Wheat prices steps higher on supply worries

Wheat prices steps higher on supply worries

Wheat prices gained pace on Tuesday as the escalating Russia-Ukraine war heightened concerns over global supplies.

US futures tied to the grain edged up 2.98% or 33.40 points to $1,152.50 per metric ton. It extended a Monday’s jump of 4.09% to $1,119.25 per metric ton.

Last week, wheat prices touched record highs, although they slightly fell back amid the diplomatic talks on the Ukraine crisis.

Nevertheless, the high costs came after the ongoing war shut off access to cheaper wheat from the Black Sea region.

This disruption particularly affected exports to the Middle East and North African region.

Egypt is the world’s most significant wheat importer. It brings in about 60.00% of its grain from overseas.

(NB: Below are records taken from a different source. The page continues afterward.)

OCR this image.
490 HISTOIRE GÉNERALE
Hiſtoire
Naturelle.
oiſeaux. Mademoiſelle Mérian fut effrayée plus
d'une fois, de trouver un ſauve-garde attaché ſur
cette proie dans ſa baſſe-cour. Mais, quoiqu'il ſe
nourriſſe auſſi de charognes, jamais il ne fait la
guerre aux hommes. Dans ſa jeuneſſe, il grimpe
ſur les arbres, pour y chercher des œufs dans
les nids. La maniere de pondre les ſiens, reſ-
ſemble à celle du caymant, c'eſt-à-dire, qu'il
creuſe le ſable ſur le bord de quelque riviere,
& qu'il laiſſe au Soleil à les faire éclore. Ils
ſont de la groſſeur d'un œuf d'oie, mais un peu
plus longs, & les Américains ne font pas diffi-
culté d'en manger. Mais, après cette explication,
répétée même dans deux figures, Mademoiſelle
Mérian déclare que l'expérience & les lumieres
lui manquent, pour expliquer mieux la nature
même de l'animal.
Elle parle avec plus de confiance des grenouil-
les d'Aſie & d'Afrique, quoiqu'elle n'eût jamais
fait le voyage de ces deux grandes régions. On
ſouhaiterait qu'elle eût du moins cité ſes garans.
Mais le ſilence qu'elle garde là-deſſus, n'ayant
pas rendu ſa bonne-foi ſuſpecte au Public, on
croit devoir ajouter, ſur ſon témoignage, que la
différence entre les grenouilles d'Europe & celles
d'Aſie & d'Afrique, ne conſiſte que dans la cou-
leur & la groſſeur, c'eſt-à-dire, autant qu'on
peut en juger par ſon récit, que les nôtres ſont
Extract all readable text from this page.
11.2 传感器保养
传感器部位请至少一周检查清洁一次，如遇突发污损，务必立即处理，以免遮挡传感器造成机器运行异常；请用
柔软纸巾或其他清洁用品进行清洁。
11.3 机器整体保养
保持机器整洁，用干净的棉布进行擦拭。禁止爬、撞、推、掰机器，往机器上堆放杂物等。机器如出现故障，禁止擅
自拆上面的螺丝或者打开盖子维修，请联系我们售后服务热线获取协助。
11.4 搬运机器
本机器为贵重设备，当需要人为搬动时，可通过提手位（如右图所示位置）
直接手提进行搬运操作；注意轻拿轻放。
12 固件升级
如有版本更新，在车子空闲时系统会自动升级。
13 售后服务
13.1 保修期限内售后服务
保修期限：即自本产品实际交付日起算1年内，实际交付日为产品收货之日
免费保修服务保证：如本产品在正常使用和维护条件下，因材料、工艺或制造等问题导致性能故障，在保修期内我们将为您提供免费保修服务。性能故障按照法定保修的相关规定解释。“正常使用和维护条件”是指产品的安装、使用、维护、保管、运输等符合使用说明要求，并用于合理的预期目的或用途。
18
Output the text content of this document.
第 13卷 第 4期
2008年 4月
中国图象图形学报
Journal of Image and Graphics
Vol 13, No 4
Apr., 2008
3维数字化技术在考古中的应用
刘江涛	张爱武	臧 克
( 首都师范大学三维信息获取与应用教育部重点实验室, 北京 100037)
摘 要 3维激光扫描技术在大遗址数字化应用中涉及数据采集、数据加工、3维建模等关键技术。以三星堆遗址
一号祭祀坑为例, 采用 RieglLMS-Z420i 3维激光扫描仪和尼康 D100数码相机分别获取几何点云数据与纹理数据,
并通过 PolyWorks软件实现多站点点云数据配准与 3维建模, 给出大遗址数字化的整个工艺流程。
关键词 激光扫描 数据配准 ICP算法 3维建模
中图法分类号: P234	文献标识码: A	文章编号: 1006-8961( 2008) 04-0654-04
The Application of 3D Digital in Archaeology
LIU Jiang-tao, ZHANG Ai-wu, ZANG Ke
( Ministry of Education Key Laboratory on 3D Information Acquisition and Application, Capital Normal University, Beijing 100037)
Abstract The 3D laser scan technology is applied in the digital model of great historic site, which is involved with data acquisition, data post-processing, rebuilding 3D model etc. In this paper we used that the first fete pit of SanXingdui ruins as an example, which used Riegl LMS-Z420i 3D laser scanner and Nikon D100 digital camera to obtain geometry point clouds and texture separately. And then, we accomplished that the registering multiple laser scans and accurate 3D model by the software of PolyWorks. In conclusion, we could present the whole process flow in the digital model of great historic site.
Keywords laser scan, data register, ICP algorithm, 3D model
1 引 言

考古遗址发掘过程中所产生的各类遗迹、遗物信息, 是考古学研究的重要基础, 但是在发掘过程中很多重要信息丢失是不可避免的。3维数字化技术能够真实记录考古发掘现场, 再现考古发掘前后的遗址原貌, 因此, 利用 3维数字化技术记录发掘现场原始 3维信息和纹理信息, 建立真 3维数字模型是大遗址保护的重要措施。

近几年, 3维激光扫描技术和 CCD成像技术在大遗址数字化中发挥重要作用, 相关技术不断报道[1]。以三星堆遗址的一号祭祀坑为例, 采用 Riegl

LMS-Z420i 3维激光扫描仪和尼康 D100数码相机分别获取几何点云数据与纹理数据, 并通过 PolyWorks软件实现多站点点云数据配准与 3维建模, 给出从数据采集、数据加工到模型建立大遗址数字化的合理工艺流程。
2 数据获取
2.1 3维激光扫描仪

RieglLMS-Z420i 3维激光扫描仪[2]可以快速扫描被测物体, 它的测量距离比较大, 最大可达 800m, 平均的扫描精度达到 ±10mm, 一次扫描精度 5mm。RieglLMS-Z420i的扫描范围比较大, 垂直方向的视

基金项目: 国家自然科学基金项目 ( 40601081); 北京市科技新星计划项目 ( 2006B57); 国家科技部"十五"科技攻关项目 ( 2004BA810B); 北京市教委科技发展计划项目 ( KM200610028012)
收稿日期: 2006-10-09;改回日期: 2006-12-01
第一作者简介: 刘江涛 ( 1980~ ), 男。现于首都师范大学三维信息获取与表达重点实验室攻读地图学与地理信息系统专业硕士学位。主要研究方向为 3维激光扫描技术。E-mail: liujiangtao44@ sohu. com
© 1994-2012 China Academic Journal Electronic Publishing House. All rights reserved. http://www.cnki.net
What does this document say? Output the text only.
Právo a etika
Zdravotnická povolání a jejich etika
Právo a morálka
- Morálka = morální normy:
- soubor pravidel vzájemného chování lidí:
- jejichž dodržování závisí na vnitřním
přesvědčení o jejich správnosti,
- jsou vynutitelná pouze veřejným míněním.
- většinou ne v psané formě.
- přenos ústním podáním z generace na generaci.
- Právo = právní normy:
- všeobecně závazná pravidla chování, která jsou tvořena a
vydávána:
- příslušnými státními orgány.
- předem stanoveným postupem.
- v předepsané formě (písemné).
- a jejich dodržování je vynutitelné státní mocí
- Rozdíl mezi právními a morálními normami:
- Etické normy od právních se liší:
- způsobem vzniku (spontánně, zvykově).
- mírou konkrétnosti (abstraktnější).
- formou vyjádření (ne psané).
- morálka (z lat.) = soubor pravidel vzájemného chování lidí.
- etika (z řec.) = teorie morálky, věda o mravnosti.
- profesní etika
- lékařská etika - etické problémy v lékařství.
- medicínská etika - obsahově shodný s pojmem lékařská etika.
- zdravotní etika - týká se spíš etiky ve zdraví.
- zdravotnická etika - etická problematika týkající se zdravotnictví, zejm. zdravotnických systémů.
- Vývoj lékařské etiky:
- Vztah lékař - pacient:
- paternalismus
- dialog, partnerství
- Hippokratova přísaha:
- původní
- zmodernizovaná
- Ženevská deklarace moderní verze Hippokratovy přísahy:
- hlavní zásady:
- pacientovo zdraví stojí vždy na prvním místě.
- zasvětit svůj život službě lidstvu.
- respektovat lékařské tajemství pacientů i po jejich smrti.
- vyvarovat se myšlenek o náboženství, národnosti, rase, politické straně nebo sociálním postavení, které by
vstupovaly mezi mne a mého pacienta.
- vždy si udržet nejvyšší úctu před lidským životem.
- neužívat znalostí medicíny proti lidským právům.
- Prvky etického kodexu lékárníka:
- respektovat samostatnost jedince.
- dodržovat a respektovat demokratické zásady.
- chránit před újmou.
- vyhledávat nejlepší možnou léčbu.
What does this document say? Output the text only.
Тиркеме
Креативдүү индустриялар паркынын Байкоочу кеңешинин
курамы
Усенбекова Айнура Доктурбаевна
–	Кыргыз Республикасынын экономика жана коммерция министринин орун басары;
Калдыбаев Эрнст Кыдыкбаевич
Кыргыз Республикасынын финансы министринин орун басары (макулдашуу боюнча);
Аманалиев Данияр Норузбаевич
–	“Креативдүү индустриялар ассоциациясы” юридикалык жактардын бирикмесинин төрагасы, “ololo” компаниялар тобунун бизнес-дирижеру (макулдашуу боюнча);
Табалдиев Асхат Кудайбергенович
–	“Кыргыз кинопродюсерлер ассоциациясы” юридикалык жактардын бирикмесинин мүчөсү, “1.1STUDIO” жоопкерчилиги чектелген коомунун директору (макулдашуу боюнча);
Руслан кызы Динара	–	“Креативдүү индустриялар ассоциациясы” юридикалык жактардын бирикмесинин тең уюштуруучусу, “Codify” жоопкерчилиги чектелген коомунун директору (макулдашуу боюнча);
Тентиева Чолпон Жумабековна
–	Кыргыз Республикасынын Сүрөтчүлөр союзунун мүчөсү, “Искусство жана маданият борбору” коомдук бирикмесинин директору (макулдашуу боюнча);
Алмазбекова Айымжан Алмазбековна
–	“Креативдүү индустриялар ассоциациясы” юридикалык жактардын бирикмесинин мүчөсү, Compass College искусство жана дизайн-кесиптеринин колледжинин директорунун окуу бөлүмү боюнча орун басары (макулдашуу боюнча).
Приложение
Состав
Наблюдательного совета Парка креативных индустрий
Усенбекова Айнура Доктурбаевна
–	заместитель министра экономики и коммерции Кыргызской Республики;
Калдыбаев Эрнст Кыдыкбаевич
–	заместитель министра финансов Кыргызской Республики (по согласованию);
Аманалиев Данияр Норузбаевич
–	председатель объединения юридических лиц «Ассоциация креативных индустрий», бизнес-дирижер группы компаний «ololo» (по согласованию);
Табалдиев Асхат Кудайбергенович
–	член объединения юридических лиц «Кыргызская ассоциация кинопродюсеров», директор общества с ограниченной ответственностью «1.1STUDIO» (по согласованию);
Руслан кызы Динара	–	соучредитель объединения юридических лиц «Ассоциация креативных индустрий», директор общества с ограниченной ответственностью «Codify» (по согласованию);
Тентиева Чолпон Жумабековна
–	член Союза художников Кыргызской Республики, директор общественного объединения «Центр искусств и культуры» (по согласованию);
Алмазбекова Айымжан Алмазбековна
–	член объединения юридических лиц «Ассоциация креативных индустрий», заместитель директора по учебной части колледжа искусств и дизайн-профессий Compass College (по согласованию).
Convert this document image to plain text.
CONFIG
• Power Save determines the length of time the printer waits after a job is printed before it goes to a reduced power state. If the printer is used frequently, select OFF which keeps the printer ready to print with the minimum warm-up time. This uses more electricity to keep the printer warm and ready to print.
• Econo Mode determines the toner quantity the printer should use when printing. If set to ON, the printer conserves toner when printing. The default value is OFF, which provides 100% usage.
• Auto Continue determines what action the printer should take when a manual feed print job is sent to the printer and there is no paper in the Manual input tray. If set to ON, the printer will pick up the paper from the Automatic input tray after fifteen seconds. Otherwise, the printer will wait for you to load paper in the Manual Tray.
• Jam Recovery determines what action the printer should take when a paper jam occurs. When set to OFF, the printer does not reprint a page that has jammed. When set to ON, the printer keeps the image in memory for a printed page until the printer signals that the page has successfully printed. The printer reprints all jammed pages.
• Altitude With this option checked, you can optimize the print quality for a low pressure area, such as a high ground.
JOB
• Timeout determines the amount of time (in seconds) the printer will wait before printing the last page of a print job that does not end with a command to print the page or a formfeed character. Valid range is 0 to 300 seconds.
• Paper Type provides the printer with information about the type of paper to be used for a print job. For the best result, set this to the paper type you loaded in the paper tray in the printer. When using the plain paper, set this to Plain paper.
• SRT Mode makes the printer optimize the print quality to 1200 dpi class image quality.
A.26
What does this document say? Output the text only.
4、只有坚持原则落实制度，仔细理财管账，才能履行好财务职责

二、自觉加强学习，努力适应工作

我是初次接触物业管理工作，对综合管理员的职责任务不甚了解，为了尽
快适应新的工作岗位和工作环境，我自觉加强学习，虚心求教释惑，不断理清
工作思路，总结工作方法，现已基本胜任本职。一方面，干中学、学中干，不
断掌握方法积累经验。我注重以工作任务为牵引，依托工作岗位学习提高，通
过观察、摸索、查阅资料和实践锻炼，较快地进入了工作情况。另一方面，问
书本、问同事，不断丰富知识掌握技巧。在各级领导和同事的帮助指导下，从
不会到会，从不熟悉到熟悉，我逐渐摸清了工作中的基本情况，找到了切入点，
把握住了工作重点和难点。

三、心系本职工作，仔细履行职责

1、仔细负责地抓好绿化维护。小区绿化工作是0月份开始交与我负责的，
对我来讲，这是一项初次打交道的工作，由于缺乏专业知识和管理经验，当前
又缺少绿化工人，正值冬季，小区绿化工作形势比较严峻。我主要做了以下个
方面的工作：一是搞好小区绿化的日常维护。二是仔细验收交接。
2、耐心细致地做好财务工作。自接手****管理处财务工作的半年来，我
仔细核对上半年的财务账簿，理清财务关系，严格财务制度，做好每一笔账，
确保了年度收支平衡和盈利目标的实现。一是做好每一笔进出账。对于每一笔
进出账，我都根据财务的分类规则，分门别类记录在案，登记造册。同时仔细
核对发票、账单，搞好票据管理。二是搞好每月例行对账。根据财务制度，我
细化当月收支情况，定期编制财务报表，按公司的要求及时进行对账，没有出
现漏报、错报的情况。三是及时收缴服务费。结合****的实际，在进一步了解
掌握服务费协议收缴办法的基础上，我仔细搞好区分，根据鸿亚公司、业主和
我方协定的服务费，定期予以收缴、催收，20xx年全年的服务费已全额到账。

Moscow and Kyiv accounted for 80.00% of the country’s imports last year. Then, the two countries combined accounted for 22.00% of exports worldwide.

Worries on wheat supplies had already pushed up the price of bread, a food staple in Egypt.

The UN Food and Agriculture Organization warned there was a danger of severe hunger amid the war in Eastern Europe.

Ukraine was the world’s fourth-largest grain exporter in the 2020/21 season, while Russia ranked third.

Kyiv supplied 12.00% of global wheat before the war. But, then, it already delivered about two-thirds of the country’s outputs before the invasion.

If the conflict persists, farmers could not continue with spring planting or take in grain harvests in the summer.

In line with this, Kyiv faces a possible grain revenue loss of $6.00 billion as Russian forces block its ports.

At the same time, the price of urea, an essential nitrogen fertilizer, tripled over the past year. In addition, energy products continue to surge, fueling transportation costs.

Wheat, Soybean, Corn Rise

Like wheat, Soybean futures also increased to 0.67% or 11.25 points to $1,702.25 per metric ton. It followed a significant upturn of 1.38% to $1,691.00 per metric ton yesterday.

Similarly, Corn contracts advanced 0.28% or 2.12 points to $758.00 per metric ton. This gain came after its Monday jump of 1.95% to $756.25 per metric ton.

In South America, Brazil, a leading grain exporter, had harvested 69.00% of the 2021/22 soybean crop. It went beyond 59.00% in the same period last year.

Meanwhile, Argentina is behind in harvesting corn and soybeans, with later-planted crops still in various stages of development. There are also chances of isolated rain in the days ahead.